Chapitre 2 : La gestion du Tri-national de la Sangha
(TNS)
Avant d'aborder la question de la gestion du TNS, il convient de
présenter une image de ce paysage.
1 Aperçu général du TNS
Les enquêtes biologiques menées par deux ONG de
conservation, le WCS et le WWF vers la fin des années 1980 et le
début des années 1990 ont mis en exergue la forte richesse
biologique du paysage du Tri-National de la Sangha, région
menacée par l'exploitation incontrôlée du bois et les
activités de chasse illicite à des fins commerciales. Au cours de
cette même période, les deux ONG ont établi des projets de
terrain dans les différents sites.
Les gouvernements des pays concernés ont très
vite réalisé l'importance de la région de la Sangha au
niveau mondial et se sont engagés à y créer plusieurs
aires protégées. En 1990, le Parc National Dzanga-Ndoki et la
Réserve Spéciale Dzanga-Sangha en RCA sont classés et en
1993, le Parc National de Nouabale-Ndoki au Congo les a suivis. Au Cameroun, la
zone de Lobéké a été classée parc national
en 2001. Le fait que les trois zones de conservation soient contiguës et
partagent les mêmes types de végétation, et les mêmes
communautés locales - notamment, les peuples de la forêt qui ont
des cultures et traditions communes et sont confrontés à des
problèmes similaires - a fourni une excellente opportunité de
développer un programme transfrontalier de conservation.
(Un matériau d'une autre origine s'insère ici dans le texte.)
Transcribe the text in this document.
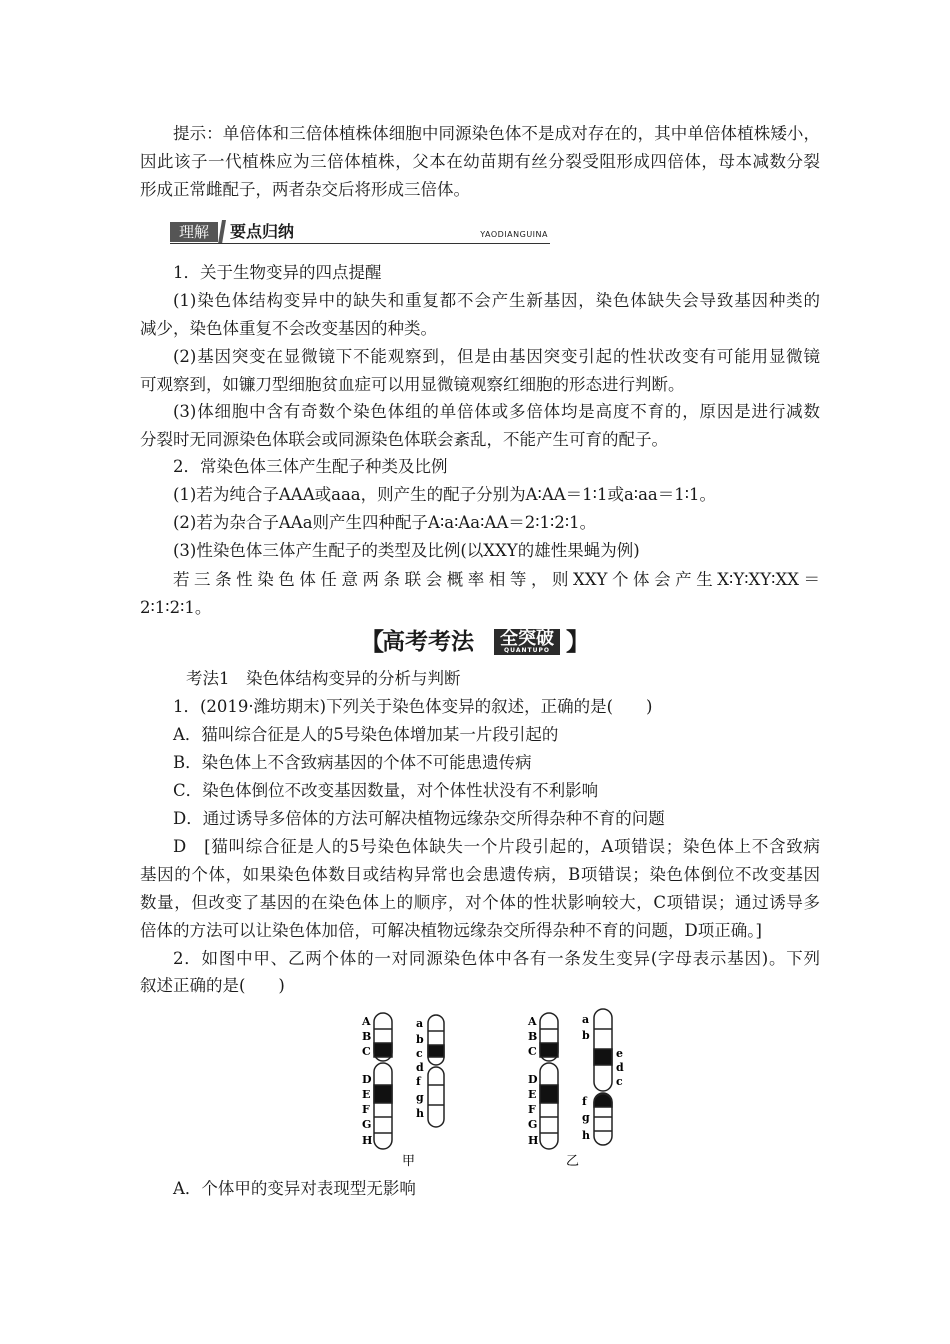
提示：单倍体和三倍体植株体细胞中同源染色体不是成对存在的，其中单倍体植株矮小，

因此该子一代植株应为三倍体植株，父本在幼苗期有丝分裂受阻形成四倍体，母本减数分裂

形成正常雌配子，两者杂交后将形成三倍体。

理解	要点归纳	YAODIANGUINA

1．关于生物变异的四点提醒

(1)染色体结构变异中的缺失和重复都不会产生新基因，染色体缺失会导致基因种类的

减少，染色体重复不会改变基因的种类。

(2)基因突变在显微镜下不能观察到，但是由基因突变引起的性状改变有可能用显微镜

可观察到，如镰刀型细胞贫血症可以用显微镜观察红细胞的形态进行判断。

(3)体细胞中含有奇数个染色体组的单倍体或多倍体均是高度不育的，原因是进行减数

分裂时无同源染色体联会或同源染色体联会紊乱，不能产生可育的配子。

2．常染色体三体产生配子种类及比例

(1)若为纯合子AAA或aaa，则产生的配子分别为A∶AA＝1∶1或a∶aa＝1∶1。

(2)若为杂合子AAa则产生四种配子A∶a∶Aa∶AA＝2∶1∶2∶1。

(3)性染色体三体产生配子的类型及比例(以XXY的雄性果蝇为例)

若三条性染色体任意两条联会概率相等，则XXY个体会产生X∶Y∶XY∶XX＝

2∶1∶2∶1。

【
高考考法	全突破
QUANTUPO 】

考法1　染色体结构变异的分析与判断

1．(2019·潍坊期末)下列关于染色体变异的叙述，正确的是(　　)

A．猫叫综合征是人的5号染色体增加某一片段引起的

B．染色体上不含致病基因的个体不可能患遗传病

C．染色体倒位不改变基因数量，对个体性状没有不利影响

D．通过诱导多倍体的方法可解决植物远缘杂交所得杂种不育的问题

D　[猫叫综合征是人的5号染色体缺失一个片段引起的，A项错误；染色体上不含致病

基因的个体，如果染色体数目或结构异常也会患遗传病，B项错误；染色体倒位不改变基因

数量，但改变了基因的在染色体上的顺序，对个体的性状影响较大，C项错误；通过诱导多

倍体的方法可以让染色体加倍，可解决植物远缘杂交所得杂种不育的问题，D项正确。]

2．如图中甲、乙两个体的一对同源染色体中各有一条发生变异(字母表示基因)。下列

叙述正确的是(　　)

A
B
C
D
E
F
G
H
a
b
c
d
f
g
h
甲
A
B
C
D
E
F
G
H
a
b
e
d
c
f
g
h
乙

A．个体甲的变异对表现型无影响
Suite au sommet des Chefs d'Etats d'Afrique Centrale de 1999
à Yaoundé avec la naissance subséquente de la COMIFAC, le
Tri-National de la Sangha est devenu réalité dans le cadre d'un
accord de coopération entre les trois pays concernés (Cameroun,
RCA, Congo) signé le 07 décembre 2000 (TNS, 2008).
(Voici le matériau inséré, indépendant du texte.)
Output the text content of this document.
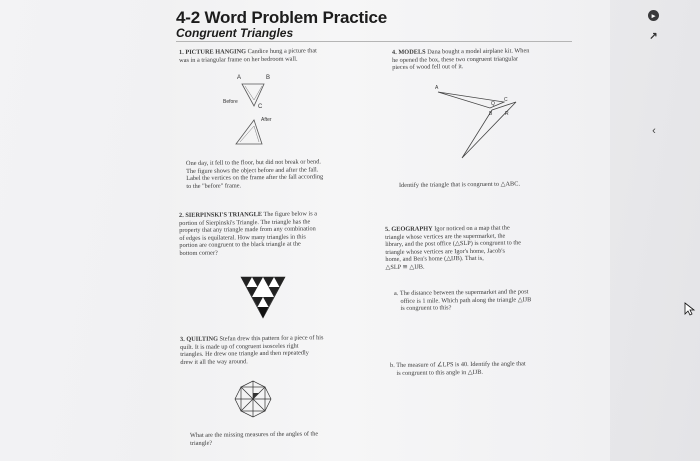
4-2 Word Problem Practice
Congruent Triangles
1. PICTURE HANGING Candice hung a picture that
was in a triangular frame on her bedroom wall.
A	B
C
Before
After
One day, it fell to the floor, but did not break or bend.
The figure shows the object before and after the fall.
Label the vertices on the frame after the fall according
to the "before" frame.
2. SIERPINSKI'S TRIANGLE The figure below is a
portion of Sierpinski's Triangle. The triangle has the
property that any triangle made from any combination
of edges is equilateral. How many triangles in this
portion are congruent to the black triangle at the
bottom corner?
3. QUILTING Stefan drew this pattern for a piece of his
quilt. It is made up of congruent isosceles right
triangles. He drew one triangle and then repeatedly
drew it all the way around.
What are the missing measures of the angles of the
triangle?
4. MODELS Dana bought a model airplane kit. When
he opened the box, these two congruent triangular
pieces of wood fell out of it.
A
B
C
Q
R
Identify the triangle that is congruent to △ABC.
5. GEOGRAPHY Igor noticed on a map that the
triangle whose vertices are the supermarket, the
library, and the post office (△SLP) is congruent to the
triangle whose vertices are Igor's home, Jacob's
home, and Ben's home (△IJB). That is,
△SLP ≅ △IJB.
a. The distance between the supermarket and the post
office is 1 mile. Which path along the triangle △IJB
is congruent to this?
b. The measure of ∠LPS is 40. Identify the angle that
is congruent to this angle in △IJB.
▸
↗
‹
L'objet de l'accord est de coopérer afin de
gérer ensemble un complexe transfrontalier de zones de conservation
appelé Tri-National de la Sangha, en abrégé « TNS
». Plus spécifiquement les pays concernés s'engagent
à une gestion en partenariat des domaines suivants :
- Harmonisation des législations ;
- Lutte anti-braconnage ;
- Recherche scientifique ;
- Suivi-écologique ;
- Contrôle de l'exploitation des ressources ;
- Ecotourisme ;
- Appui institutionnel et renforcement des capacités
- Implication des communautés riveraines et des
opérateurs économiques ; - Financement des activités ;
- Partage des retombées ;
- Mise en place d'un système de communication
transfrontalière (FTNS, 2011).
Le TNS comporte une zone protégée principale
destinée à la conservation de la biodiversité. Les
activités humaines y sont soit interdites, soit contrôlées.
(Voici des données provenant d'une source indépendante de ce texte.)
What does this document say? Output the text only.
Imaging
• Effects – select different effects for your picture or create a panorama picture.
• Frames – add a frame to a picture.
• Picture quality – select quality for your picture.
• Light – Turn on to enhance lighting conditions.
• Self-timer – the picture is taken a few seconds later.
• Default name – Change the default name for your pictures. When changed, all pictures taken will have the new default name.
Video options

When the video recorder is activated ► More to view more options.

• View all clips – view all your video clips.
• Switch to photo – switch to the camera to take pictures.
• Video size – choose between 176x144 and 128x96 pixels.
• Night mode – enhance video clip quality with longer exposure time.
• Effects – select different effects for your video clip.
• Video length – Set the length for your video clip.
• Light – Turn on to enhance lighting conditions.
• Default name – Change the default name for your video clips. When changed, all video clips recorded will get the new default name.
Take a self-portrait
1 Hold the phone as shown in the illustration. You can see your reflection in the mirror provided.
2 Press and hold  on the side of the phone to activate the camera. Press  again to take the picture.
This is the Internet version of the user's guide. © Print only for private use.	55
Il comporte également une zone périphérique à
usages multiples au sein de laquelle il est permis d'exploiter des ressources;
cette dernière doit faire l'objet d'une gestion durable des ressources
forestières et fauniques.
La zone de protection principale du TNS comprend les Parcs
nationaux de Lobéké (Cameroun), Dzanga-Ndoki (RCA) et
Nouabalé Ndoki (Congo). La zone périphérique contient des
forêts de production (concessions d'exploitation forestière
industrielle, forêts communales, forêts communautaires), des zones
de gestion de faune (concessions de chasse sportive, zones de chasse
communautaire), des zones d'agroforesterie ainsi que des zones d'habitation.
Au niveau de la gestion, les conservateurs des trois parcs
nationaux collaborent depuis plusieurs années à travers des
rencontres annuelles. Des accords additionnels ont été
élaborés en vue de la formalisation d'une stratégie
conjointe de lutte contre les activités de braconnage et pour la libre
circulation du personnel (TNS, 2010).
Le TNS est un modèle pionnier en matière
d'initiatives de conservation transfrontalières et de
développement d'une politique forestière dans le Bassin du
Congo.
1.1 Localisation géographique et description du
TNS
Le Paysage Tri-National de la Sangha est
géographiquement situé entre les latitudes 3°32'12»N et
0°40'29»N; et les longitudes 15°28'26»E et
17°34'8»E. Sa superficie totale (parcs nationaux et leurs zones
périphériques) s'élève à environ 44000
km2 et s'étend sur trois pays que sont le Cameroun, la
République centrafricaine et la République du Congo (figure 2).
La section congolaise du Paysage s'étend sur les départements
administratifs de Sangha et de Likouala. Elle couvre environ 21470
km2 et comprend sur 4268 km2, le Parc National de
Nouabalé-Ndoki (PNNN) et 5 unités forestières
d'aménagement (UFA) qui couvrent une superficie globale d'environ 17280
km2. Le PNNN touche à l'ouest le parc national de
Dzanga-Ndoki (1220 Km2) et la réserve
spéciale de Dzanga-Sangha (3359 Km2) qui constituent le
segment TNS de la République centrafricaine. La section camerounaise est
quant à elle, centrée sur le parc national de
Lobéké (2178 km2) entouré par 14 UFA couvrant
ensemble 9784 km2 (De Wasseige, et al., 2009).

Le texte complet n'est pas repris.